Il titolare degli Esteri annuncia il Si al criticato piano di prestito europeo. Ma a stretto giro dice che la decisione non è presa
L’Italia ha deciso di utilizzare Safe, il fondo a tasso agevolato messo a disposizione dall’Unione europea per l’acquisto di armi e strumenti di difesa. O forse no. La dichiarazione del ministro degli Esteri, Antonio Tajani, davanti alle commissioni Difesa riunite di Camera e Senato, viene smentita a stretto giro dallo stesso titolare della Farnesina. E’ possibile però che la discussione politica non si fermi a questo incidente.
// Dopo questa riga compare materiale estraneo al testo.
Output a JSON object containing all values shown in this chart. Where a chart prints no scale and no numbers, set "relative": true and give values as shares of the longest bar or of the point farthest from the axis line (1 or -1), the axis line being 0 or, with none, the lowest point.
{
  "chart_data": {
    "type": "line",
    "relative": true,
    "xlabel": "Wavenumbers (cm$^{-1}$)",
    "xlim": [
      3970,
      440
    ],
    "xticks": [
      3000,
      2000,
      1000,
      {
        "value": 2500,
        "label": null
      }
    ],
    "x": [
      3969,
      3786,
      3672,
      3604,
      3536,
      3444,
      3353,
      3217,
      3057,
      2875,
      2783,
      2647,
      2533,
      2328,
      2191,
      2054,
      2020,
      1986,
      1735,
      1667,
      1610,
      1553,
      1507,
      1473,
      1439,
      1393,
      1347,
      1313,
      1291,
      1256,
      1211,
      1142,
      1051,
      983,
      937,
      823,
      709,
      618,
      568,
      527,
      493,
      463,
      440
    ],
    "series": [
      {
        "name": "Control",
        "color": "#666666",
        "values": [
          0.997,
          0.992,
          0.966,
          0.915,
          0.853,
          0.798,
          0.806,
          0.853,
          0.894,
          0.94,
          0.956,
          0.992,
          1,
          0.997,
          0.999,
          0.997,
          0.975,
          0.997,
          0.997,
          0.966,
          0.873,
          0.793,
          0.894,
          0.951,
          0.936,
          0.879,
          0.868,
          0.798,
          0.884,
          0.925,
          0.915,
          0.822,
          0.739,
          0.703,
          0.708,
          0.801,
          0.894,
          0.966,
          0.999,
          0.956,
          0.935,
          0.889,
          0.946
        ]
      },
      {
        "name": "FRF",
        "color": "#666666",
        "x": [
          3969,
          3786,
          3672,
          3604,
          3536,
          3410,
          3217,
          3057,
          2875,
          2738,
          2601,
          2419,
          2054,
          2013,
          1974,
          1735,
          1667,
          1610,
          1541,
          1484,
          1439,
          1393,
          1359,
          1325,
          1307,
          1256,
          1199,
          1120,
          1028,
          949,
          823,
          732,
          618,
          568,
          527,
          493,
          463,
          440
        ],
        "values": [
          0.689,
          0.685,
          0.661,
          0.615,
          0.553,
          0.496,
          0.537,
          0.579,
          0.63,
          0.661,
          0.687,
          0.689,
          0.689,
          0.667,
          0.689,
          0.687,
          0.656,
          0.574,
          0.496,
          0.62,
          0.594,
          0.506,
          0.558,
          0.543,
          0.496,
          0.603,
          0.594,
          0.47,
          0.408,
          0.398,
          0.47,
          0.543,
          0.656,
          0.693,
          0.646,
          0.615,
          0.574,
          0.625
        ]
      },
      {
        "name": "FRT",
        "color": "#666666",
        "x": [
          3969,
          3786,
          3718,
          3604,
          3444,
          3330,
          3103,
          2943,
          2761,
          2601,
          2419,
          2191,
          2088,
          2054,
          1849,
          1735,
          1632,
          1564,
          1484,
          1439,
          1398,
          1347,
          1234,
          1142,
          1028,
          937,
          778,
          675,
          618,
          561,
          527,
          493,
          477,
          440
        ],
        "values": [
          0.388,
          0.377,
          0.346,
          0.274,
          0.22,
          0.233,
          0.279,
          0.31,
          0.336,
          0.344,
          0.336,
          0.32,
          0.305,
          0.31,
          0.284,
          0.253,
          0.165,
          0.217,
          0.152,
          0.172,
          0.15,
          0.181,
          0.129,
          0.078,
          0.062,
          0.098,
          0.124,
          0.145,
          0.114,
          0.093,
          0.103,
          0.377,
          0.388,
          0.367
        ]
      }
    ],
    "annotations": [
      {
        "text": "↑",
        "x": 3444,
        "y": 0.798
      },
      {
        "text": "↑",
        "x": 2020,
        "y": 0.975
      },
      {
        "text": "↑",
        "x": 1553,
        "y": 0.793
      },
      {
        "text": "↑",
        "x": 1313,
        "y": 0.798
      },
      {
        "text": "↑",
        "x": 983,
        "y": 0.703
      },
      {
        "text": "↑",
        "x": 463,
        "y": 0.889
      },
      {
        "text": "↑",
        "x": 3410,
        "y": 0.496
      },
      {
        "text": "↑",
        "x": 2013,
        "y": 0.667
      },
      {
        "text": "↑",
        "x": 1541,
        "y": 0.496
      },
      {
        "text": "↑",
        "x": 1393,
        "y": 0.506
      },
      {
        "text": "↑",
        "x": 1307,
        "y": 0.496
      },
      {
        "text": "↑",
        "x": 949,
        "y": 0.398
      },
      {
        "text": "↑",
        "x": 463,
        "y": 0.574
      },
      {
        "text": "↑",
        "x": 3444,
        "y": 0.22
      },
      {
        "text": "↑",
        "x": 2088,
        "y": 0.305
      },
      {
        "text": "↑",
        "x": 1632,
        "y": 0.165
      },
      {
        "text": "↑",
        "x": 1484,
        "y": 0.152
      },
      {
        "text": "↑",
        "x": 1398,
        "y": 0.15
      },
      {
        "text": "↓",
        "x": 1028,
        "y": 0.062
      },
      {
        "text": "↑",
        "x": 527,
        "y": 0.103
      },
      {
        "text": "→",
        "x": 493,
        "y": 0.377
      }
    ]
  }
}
Rispondendo ad una domanda di Piero Fassino, Tajani infatti annuncia che la decisione è presa: «Su Safe noi abbiamo deciso, di utilizzare Safe chiedendo un intervento di 14,9 miliardi entro la fine dell’anno», dice. Specifica anche: «Formuleremo la nostra proposta, poi dirà l’Onorevole Crosetto per come investirli l’anno successivo».
La precisazione della Farnesina
Alla fine dell’audizione però, quando le agenzie e i primi siti stanno titolando che quindi l’Italia ha deciso che userà Safe, arriva la precisazione, all’uscita di Palazzo Madama: «Abbiamo “prenotato” 14,9 miliardi e il governo deciderà entro la fine dell’anno cosa utilizzare». E fonti della Farnesina specificano che questa dichiarazione serve proprio a dire che la decisione politica non c’è.